In 2020, Latina superstars Jennifer Lopez and Shakira headlined the NFL’s Super Bowl halftime show. Their multicultural and politically charged performance was met with 1,300 FCC complaints, adding to the growing list of Super Bowl controversies—notably, all by top female MTV veterans. This essay historicizes and analyzes the reception of the most controversial halftime shows—performed by Janet Jackson, Madonna, Beyoncé, Shakira, and Jennifer Lopez—to theorize why they became so contentious. Situating these performances within the NFL’s history and its economic incentives for inviting pop stars into the annual championship event, I combine theories of branding with studies on music’s role in creating spectacle and nationalism at the Super Bowl to demonstrate how the game and its halftime shows operate within their own “branded spectacles.” I argue that it is when the often polarizing values of these branded spectacles overlap that they become incendiary—i.e., controversy ensues when the NFL’s displays of violent, hard-bodied, hetero-masculinity, and nationalist and capitalist messaging are juxtaposed within the same mediated space as the oppositional politics of musical performances featuring marginalized bodies otherwise unwelcome into the sport itself. This research engages with important conversations about the roles of branding and music in sporting events, demonstrating that it is not merely the sights but the sounds of these artists’ bodies that has grated most obviously against the “politically neutral” image that the NFL brand and U.S. media culture more broadly, has (until recently) claimed to maintain.
“Let’s Get Loud”: Sounding Subversive Bodies at the Super Bowl
Joanna K. Love is associate professor of music at the University of Richmond.

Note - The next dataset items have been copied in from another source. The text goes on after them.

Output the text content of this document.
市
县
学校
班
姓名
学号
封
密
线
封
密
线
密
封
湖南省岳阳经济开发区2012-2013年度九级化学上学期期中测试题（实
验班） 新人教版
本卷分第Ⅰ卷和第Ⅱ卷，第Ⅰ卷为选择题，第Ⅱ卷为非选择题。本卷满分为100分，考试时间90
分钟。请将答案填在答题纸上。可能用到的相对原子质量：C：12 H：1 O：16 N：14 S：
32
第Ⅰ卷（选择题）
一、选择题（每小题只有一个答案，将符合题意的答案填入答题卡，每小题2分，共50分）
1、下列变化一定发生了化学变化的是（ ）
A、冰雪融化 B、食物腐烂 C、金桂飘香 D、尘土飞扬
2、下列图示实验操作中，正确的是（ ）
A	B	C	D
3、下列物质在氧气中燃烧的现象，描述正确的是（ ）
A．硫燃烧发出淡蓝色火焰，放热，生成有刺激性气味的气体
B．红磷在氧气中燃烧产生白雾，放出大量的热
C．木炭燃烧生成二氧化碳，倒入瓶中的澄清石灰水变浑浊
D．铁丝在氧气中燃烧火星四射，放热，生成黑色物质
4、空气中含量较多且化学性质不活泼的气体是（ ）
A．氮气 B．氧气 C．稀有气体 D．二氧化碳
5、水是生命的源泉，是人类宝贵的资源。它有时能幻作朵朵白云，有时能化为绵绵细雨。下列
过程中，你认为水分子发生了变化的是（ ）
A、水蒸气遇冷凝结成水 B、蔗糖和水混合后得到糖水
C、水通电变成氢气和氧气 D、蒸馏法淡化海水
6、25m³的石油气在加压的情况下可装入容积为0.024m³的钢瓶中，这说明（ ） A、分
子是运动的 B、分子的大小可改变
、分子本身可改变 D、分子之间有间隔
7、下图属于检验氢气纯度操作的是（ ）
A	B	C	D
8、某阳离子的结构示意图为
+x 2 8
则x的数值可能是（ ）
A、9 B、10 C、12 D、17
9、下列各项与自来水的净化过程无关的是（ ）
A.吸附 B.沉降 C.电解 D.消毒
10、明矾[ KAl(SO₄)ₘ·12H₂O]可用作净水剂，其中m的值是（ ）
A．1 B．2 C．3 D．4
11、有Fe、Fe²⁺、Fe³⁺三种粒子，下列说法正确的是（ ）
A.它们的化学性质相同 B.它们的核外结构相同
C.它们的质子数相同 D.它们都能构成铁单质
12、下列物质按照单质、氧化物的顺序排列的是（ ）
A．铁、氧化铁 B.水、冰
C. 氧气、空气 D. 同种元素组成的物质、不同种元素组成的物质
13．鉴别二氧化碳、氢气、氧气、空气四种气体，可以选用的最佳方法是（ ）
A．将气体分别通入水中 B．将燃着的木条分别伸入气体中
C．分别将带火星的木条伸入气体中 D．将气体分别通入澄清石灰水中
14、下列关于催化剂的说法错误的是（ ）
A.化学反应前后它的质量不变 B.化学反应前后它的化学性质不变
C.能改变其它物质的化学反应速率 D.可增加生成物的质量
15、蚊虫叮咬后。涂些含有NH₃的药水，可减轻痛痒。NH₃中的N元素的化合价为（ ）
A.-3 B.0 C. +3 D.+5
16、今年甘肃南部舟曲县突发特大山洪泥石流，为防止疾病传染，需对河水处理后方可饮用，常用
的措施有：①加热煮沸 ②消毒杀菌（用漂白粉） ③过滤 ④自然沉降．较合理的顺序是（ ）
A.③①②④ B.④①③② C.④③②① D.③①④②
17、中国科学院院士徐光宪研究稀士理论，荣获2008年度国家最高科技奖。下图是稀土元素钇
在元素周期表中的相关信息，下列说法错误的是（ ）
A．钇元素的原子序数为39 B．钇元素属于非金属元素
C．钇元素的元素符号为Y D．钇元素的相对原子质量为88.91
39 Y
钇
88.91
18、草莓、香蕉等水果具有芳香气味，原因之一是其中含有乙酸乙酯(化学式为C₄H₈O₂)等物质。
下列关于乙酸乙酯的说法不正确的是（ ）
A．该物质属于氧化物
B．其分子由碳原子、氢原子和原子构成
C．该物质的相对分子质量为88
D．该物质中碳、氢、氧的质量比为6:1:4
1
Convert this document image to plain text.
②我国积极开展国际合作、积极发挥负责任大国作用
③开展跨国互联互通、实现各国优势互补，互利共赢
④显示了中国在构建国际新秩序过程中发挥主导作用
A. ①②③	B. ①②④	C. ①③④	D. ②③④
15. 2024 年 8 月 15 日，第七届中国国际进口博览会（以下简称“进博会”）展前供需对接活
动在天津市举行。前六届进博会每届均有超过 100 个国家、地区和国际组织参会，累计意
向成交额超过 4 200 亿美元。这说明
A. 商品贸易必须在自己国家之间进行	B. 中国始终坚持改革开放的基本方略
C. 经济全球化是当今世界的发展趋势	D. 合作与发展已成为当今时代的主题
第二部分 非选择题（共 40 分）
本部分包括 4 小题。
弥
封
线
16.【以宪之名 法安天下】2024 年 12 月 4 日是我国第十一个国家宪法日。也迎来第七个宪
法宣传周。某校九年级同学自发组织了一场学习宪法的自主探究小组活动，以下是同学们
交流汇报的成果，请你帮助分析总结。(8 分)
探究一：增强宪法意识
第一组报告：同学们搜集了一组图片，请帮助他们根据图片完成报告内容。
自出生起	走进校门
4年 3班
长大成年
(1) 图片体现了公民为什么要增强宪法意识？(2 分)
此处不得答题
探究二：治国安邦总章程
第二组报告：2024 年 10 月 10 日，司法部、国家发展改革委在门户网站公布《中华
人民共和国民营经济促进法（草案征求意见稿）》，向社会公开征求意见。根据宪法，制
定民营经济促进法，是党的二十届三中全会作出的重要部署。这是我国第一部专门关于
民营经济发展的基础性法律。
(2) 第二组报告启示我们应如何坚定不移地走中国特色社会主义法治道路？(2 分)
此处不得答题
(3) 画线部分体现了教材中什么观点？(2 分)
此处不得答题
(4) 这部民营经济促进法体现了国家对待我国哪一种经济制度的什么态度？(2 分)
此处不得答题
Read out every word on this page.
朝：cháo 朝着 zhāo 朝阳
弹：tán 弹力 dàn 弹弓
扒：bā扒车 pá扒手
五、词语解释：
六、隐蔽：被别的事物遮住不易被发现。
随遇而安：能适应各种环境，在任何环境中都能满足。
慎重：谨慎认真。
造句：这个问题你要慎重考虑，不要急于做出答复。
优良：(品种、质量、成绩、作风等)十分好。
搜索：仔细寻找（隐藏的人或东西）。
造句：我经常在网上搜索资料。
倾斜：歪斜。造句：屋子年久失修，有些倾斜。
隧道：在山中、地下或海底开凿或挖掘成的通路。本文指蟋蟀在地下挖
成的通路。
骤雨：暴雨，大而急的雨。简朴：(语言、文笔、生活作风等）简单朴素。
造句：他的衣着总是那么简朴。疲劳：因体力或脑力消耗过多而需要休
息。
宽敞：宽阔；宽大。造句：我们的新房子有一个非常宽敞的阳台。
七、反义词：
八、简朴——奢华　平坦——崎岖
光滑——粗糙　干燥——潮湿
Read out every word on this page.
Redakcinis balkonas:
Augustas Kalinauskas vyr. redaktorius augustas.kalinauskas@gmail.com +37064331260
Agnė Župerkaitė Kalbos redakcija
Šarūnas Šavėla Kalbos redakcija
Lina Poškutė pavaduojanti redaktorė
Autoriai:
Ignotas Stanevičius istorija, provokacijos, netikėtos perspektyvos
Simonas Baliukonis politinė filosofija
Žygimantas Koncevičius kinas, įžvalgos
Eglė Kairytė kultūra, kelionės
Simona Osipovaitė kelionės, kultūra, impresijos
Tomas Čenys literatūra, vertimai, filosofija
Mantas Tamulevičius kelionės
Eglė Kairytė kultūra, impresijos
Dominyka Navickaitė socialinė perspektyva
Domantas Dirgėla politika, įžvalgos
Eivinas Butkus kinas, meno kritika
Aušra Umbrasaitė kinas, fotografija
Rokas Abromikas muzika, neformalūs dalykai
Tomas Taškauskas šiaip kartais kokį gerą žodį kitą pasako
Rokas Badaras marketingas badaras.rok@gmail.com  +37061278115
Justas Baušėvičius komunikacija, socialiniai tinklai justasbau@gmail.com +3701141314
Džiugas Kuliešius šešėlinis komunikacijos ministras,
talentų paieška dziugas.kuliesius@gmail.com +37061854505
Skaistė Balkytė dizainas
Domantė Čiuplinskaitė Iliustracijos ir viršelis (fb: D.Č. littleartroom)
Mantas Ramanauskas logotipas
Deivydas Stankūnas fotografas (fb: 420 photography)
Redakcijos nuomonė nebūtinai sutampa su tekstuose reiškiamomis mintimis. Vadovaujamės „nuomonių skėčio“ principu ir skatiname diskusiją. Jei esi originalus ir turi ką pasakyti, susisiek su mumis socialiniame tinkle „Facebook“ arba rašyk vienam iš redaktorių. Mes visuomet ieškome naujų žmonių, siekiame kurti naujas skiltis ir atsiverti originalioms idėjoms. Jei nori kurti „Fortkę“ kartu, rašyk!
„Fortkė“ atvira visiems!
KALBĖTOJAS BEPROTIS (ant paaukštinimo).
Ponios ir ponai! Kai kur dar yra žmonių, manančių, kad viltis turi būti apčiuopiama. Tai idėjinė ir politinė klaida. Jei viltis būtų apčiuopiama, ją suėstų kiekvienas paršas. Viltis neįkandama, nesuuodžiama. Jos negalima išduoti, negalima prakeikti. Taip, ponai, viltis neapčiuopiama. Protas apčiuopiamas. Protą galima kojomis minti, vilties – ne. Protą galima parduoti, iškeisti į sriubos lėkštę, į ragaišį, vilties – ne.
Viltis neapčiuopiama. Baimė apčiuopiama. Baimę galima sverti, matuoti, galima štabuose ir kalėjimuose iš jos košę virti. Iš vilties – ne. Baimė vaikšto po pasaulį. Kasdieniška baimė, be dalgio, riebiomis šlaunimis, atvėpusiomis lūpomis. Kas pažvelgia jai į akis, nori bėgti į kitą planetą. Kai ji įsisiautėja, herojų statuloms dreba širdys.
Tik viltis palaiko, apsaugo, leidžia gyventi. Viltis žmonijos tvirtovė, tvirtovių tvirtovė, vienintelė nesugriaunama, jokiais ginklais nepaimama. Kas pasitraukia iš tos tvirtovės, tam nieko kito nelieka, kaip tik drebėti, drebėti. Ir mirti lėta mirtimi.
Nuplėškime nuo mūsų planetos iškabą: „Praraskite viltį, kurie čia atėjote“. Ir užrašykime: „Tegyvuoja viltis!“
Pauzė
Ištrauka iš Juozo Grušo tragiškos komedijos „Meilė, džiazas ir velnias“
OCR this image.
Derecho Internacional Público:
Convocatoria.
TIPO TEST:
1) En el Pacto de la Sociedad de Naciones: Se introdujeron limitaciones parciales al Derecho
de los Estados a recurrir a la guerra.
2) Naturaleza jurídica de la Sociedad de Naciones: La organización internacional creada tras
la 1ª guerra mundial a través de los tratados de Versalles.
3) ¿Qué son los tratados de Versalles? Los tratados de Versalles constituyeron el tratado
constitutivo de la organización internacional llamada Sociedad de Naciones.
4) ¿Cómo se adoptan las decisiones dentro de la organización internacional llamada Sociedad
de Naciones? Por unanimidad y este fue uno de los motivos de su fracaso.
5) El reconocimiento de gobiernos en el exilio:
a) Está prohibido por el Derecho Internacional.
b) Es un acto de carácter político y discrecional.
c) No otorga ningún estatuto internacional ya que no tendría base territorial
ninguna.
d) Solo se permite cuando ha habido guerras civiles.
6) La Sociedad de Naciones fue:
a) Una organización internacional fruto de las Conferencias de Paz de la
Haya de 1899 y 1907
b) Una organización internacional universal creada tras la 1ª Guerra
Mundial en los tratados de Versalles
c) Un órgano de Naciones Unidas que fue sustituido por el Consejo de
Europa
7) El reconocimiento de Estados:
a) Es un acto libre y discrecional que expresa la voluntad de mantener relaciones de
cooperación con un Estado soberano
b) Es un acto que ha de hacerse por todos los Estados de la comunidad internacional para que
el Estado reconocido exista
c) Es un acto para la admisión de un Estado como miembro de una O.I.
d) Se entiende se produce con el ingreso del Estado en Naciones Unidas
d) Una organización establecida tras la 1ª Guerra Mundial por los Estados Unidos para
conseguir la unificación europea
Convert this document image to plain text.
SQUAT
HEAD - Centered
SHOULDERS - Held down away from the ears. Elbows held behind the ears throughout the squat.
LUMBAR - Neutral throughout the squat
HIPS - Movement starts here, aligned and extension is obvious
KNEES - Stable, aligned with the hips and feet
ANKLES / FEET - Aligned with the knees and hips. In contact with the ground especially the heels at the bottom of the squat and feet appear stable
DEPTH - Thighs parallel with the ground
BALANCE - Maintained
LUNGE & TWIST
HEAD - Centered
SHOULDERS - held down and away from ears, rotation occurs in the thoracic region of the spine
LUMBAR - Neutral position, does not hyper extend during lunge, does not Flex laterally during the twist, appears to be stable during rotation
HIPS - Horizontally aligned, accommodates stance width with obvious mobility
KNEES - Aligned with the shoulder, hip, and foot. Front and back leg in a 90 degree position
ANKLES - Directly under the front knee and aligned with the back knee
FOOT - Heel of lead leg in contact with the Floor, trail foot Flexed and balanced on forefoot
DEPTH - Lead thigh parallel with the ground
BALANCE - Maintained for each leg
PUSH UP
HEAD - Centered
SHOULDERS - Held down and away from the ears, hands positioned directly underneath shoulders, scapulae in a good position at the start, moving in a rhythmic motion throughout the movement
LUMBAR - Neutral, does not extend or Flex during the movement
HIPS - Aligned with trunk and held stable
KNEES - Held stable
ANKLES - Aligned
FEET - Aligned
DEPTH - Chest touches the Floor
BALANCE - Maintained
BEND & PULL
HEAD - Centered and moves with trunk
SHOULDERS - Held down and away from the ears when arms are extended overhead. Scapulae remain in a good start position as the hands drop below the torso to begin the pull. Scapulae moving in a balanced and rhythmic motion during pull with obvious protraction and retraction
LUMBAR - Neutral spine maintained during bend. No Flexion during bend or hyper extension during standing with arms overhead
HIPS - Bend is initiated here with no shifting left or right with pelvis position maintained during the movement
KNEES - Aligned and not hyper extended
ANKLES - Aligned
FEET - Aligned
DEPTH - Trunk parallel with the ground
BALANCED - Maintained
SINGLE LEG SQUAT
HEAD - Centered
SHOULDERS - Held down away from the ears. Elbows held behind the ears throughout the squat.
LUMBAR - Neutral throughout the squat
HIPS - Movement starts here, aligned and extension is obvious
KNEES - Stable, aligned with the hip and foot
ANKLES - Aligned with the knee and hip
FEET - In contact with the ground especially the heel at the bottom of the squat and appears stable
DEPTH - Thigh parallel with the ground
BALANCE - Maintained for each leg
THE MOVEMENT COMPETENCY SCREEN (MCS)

She researches American and popular music in multimedia and has published extensively on music in U.S. national brand and political advertising. Her work has appeared in interdisciplinary volumes for Oxford University Press and Routledge, as well as professional journals, including American Music, Journal of the Society for American Music, and Music and Politics. Her 2019 book, Soda Goes Pop: Pepsi-Cola Advertising and Popular Music, was supported by an American Association of University Women fellowship. Love’s co-edited volume with Jessie Fillerup, Sonic Identity at the Margins (2022), explores the roles of music and sound in constructing personal, community, and global identities. Love is currently working on a Digital Humanities archiving project funded by the National Endowment for the Humanities, America’s Music Scenes in the Age of Social Media, and is writing a book on popular music’s increased prominence in NFL Super Bowl broadcasts.